Denver is the first American city to vote in favor of decriminalizing psilocybin mushrooms.
Initiative 301 barely passed with a 50.6 percent majority and is set to go in effect this week. We’re breaking down the specifics of the initiative and talking about how this unprecedented move could play out in this 360° Perspective.
Here are some basic facts about so-called “magic mushrooms” from drugpolicy.org:
-They are non-addictive, naturally occurring organisms that have been used for thousands of years for ceremonial and medicinal purposes around the world.
-There are several types of psycho-active mushrooms and all of them have the main ingredient called psilocybin.
-The effects are difficult to categorize and can depend on a number of factors- such as each person, the environment, what kind of mushrooms are consumed and how much you take.
-The effects can be anything from mild relaxation to hallucinations, studies have shown it’s neurologically similar to dreaming.
-Users could also experience extended periods of anxiety, paranoia, and nervousness.
-It is possible to overdose on mushrooms which can have negative physical and mental effects, but deaths are extremely rare.
-The danger in consuming mushrooms mostly lies in mistakingly ingesting a poisonous kind as opposed to a psycho-active one.
Here’s what Initiative 301 does:
-It directs Denver law enforcement to treat psilocybin mushrooms as their lowest priority.
-People 21 and older with mushrooms for personal use won’t be arrested.
-It prohibits the use of city money or resources to enforce criminal penalties for people caught with these mushrooms.
-The mayor has to establish a panel to review the effects of the new policy by the end of the year.
-The election results will be certified May 16th and with that, it instantly goes into effect.
To clear up some confusion it will still be illegal to sell and distribute mushrooms.
We won’t see mushroom stores popping up around our state capitol. It also won’t help anyone with past criminal convictions for mushroom-related charges.
Supporters are hoping the city will later pass measures similar to the one expunging low-level marijuana offenses.
Another major change with the initiative- as part of relaxing punishment for possession, people will be able to grow them in their homes without fear of getting busted.
As far as crime trends in Denver the impact of decriminalization will be relatively low.
According to the police department and DA’s office in the last three years, Denver has averaged 52 mushroom-related arrests. They prosecuted 9,200 drug cases and only 11 involved psilocybin- of those only three were for “intent to distribute.”
Things could change.
Denver City Council has the power to intervene by changing the way the initiative works or by slowing its implementation.

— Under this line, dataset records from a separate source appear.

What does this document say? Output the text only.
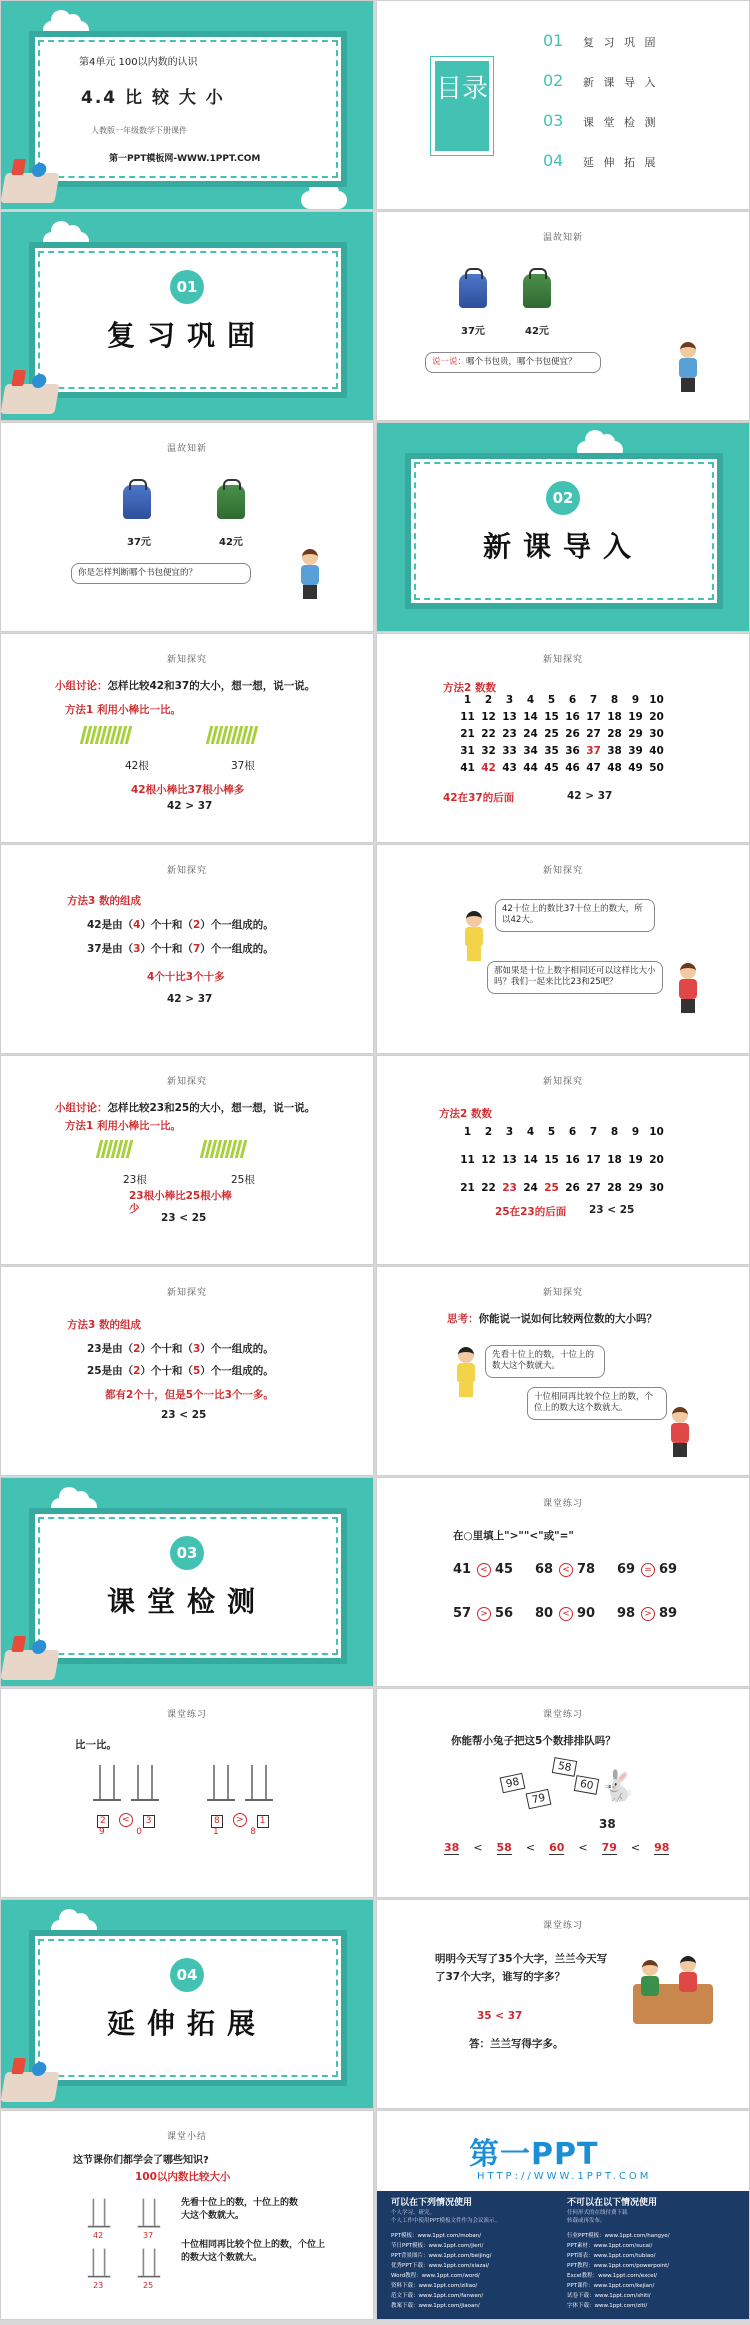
第4单元 100以内数的认识
4.4 比 较 大 小
人教版一年级数学下册课件
第一PPT模板网-WWW.1PPT.COM
目录
01 复 习 巩 固
02 新 课 导 入
03 课 堂 检 测
04 延 伸 拓 展
01
复习巩固
温故知新
37元	42元
说一说：哪个书包贵，哪个书包便宜？
温故知新
37元	42元
你是怎样判断哪个书包便宜的？
02
新课导入
新知探究
小组讨论：怎样比较42和37的大小，想一想，说一说。
方法1 利用小棒比一比。
42根	37根
42根小棒比37根小棒多
42 > 37
新知探究
方法2 数数
1	2	3	4	5	6	7	8	9 10
11 12 13 14 15 16 17 18 19 20
21 22 23 24 25 26 27 28 29 30
31 32 33 34 35 36 37 38 39 40
41 42 43 44 45 46 47 48 49 50
42在37的后面	42 > 37
新知探究
方法3 数的组成
42是由（4）个十和（2）个一组成的。
37是由（3）个十和（7）个一组成的。
4个十比3个十多
42 > 37
新知探究
42十位上的数比37十位上的数大，所以42大。
那如果是十位上数字相同还可以这样比大小吗？我们一起来比比23和25吧？
新知探究
小组讨论：怎样比较23和25的大小，想一想，说一说。
方法1 利用小棒比一比。
23根	25根
23根小棒比25根小棒少
23 < 25
新知探究
方法2 数数
1	2	3	4	5	6	7	8	9 10
11 12 13 14 15 16 17 18 19 20
21 22 23 24 25 26 27 28 29 30
25在23的后面 23 < 25
新知探究
方法3 数的组成
23是由（2）个十和（3）个一组成的。
25是由（2）个十和（5）个一组成的。
都有2个十，但是5个一比3个一多。
23 < 25
新知探究
思考：你能说一说如何比较两位数的大小吗？
先看十位上的数，十位上的数大这个数就大。
十位相同再比较个位上的数，个位上的数大这个数就大。
03
课堂检测
课堂练习
在○里填上">""<"或"="
41	< 45 68	< 78 69	= 69
57	> 56 80	< 90 98	> 89
课堂练习
比一比。
2 < 3
9	0
8 > 1
1	8
课堂练习
你能帮小兔子把这5个数排排队吗？
58
98	60
79
38
🐇
38 < 58 < 60 < 79 < 98
04
延伸拓展
课堂练习
明明今天写了35个大字，兰兰今天写了37个大字，谁写的字多？
35 < 37
答：兰兰写得字多。
课堂小结
这节课你们都学会了哪些知识?
100以内数比较大小
42	37
23	25
先看十位上的数，十位上的数大这个数就大。
十位相同再比较个位上的数，个位上的数大这个数就大。
第一PPT
HTTP://WWW.1PPT.COM
可以在下列情况使用
个人学习、研究。
个人工作中使用PPT模板文件作为会议演示。
不可以在以下情况使用
任何形式的在线付费下载
转载或再发布。
PPT模板：www.1ppt.com/moban/
节日PPT模板：www.1ppt.com/jieri/
PPT背景图片：www.1ppt.com/beijing/
优秀PPT下载：www.1ppt.com/xiazai/
Word教程：www.1ppt.com/word/
资料下载：www.1ppt.com/ziliao/
范文下载：www.1ppt.com/fanwen/
教案下载：www.1ppt.com/jiaoan/
行业PPT模板：www.1ppt.com/hangye/
PPT素材：www.1ppt.com/sucai/
PPT图表：www.1ppt.com/tubiao/
PPT教程：www.1ppt.com/powerpoint/
Excel教程：www.1ppt.com/excel/
PPT课件：www.1ppt.com/kejian/
试卷下载：www.1ppt.com/shiti/
字体下载：www.1ppt.com/ziti/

That’s what happened in 2016 when voters approved business licenses for public consumption of marijuana in the city. Council implemented more restrictions than what voters passed and today there is only one officially licensed social consumption business. The city’s DA and the mayor had opposed the initiative before the vote.

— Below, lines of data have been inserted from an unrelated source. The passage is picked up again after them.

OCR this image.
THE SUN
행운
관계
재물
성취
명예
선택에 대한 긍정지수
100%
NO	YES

Much like the movement to decriminalize and eventually legalize marijuana the group “Decriminalize Denver” has cited medical reasons as their motivation for change.
The mushroom advocacy group “Multi-Disciplinary Association for Psychedelic Studies” website has links to several ongoing and fully published scientific studies on psilocybin and its effects.
Advocates in Colorado hope this is the first big step toward full legalization of psilocybin mushrooms.
There are those against this movement as well.
Jeff Hunt is the Director of Colorado Christian University’s Centennial Institute, he says, Denver is quickly becoming the illicit drug capital of the world. He worries we have no idea the long term health effects of these drugs.
And a reminder psilocybin mushrooms are federally classified as an illegal drug by the DEA.
This report was produced by Logan McCrary.